The album opens with Arise Automaton. It conjures the scene from Fritz Lang’s Metropolis. The industrial sounds behind Tim Jago’s guitar is a willful attempt to escape from emotion while revealing the deep emotion of loss. Klaxton’s trumpet and Mark Small’s tenor sax create a choral cacophony as Taylor O’Donnell’s ethereal vocals soar above. Order emerges and a melodic expression asserts itself. The development of the piece is fascinating.

Love Gone Wild is written by Klaxton with lyrics by the late Cody Laplante. Taylor O’Donnell is the vocalist and delivers an agonizing lament of uncommitted attraction. Klaxton’s trumpet is soulful and more deflective than reflective.  Weber and Piolet provide a warm rhythm backdrop to a piece that is riddled with questions without answers.

Klaxton shows he can swing with Wampus. Small’s tenor sax gets a sweet extended solo and the bass and drums drive the whole effort with determination. Weber’s bass work deserves special attention. It is tightly melodic with full stops that catch your breath.

Don’t All Go at Once, Part 1 is a touching piece. The right chord change can just break your heart and Klaxton creates a minefield of them. The sax is mournful and is supplanted by Effenberger’s Rhodes and Jago’s guitar. The guitar offers a tug of hope and fond remembrance but is lost in a fog of loss.

Sam Weber’s bowed bass opens Touch and Go. The horns pierce the darkness with slow stabs of emotion. The bass against high-pitched horns sounds like Japanese Noh vocalizations. The rhythm anchors the piece as the horns pull against the restraints of the bass and drums.

Rainforest Tortoise opens with the tight groove below the melodic lines carried by horns and vocals. It has to be said that Taylor O’Donnell’s vocals add a breadth and aspect that is remarkable. The guitar and sax fashion a beautifully cohesive sound that is eventually bisected by the Klaxton trumpet. The groove smokes and the melody is enthralling. This was a standout piece.

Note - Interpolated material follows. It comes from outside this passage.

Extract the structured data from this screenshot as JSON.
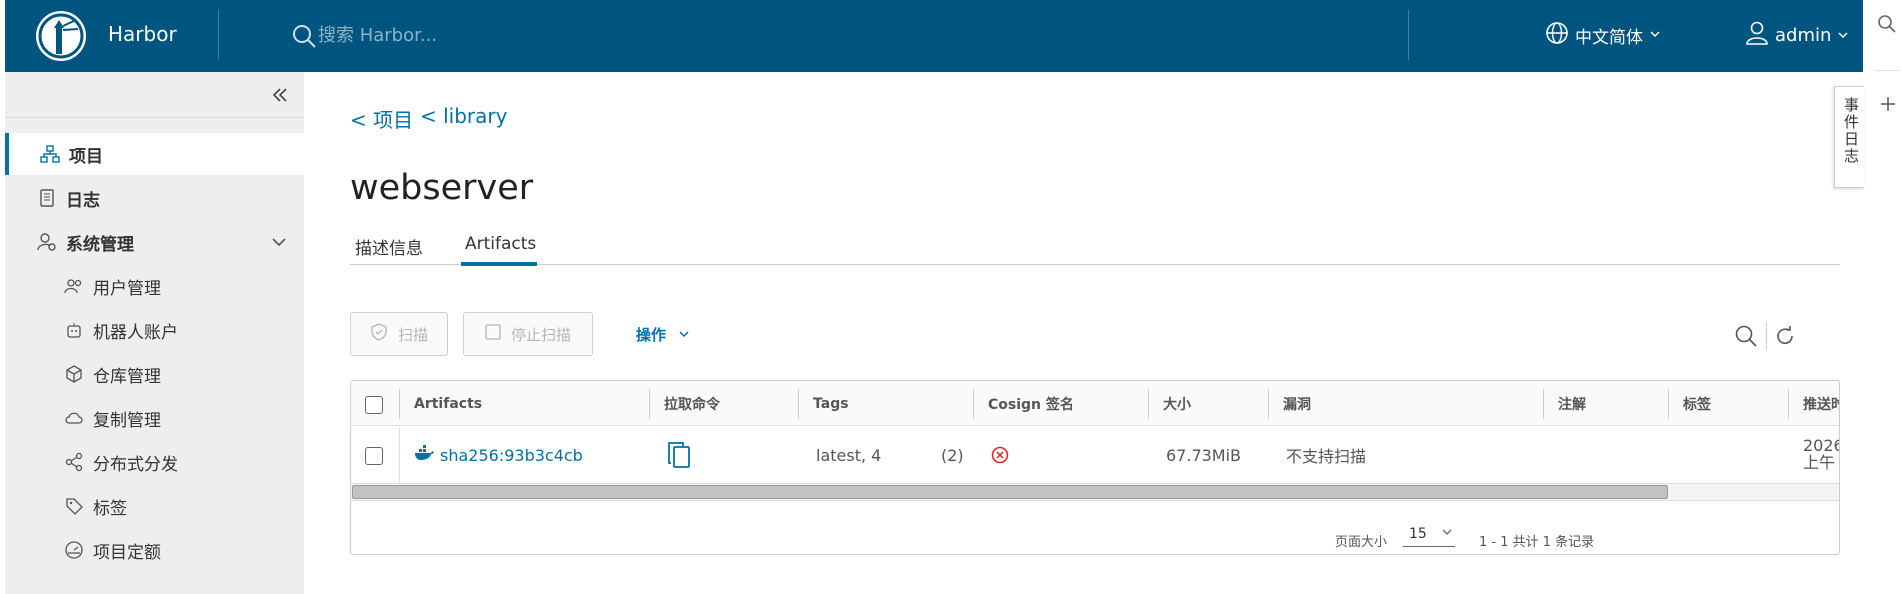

She Loved a Good Story follows. This may be Klaxton’s most intensely lyrical yet. He and Moore’s trombone beautifully carry the melody between them in the early phase of the track. Piolet’s heavy, plodding toms with the swirling cymbals is a cool study in contrast. Weber’s bass throbs alongside. Effenberger’s Rhodes provides a few bright tones but the horns carry the narrative of this absorbing tale.

Don’t All Go at Once, Part 2 seeks release from its nightmare as sax, guitar and Rhodes create a slightly more upbeat and melodic vision. The melody is haunting and lovely bit in the opening sections but gains an optimistic ascendancy in the closing moments. A riveting piece altogether.

The horns pop and the rhythm section nails the groove in Jumprope. It is—dare we say—playful. Klaxton is colorful and bright and the staccato drums, horns and vocals are like the feet of children rising and falling in the exercise required of all children…and boxers. Once again, an unexpected chord change lifts the whole piece in its closing moments.

Is Jumprope acceptance? Is it hope? Is it resolution of all that has gone before? Perhaps it is all of those. Or none of those. You decide.

There is a bonus track, the Remix of Fictional Friends. Rain performs the remix and it is brilliant. The original by Klaxton, Laplante and Moe Popel is offered in remix as a tribute.

Collage is a fitting title. Klaxton arranges snippets of sound, all composed by himself, in appropriate order and creates a sum greater than its individual parts. The various styles and structures are expressions of Klaxton’s individual artistry and the influences upon him. It is the kaleidoscope of memory caught in a mist of remorse. Somehow Klaxton creates beauty out of grief.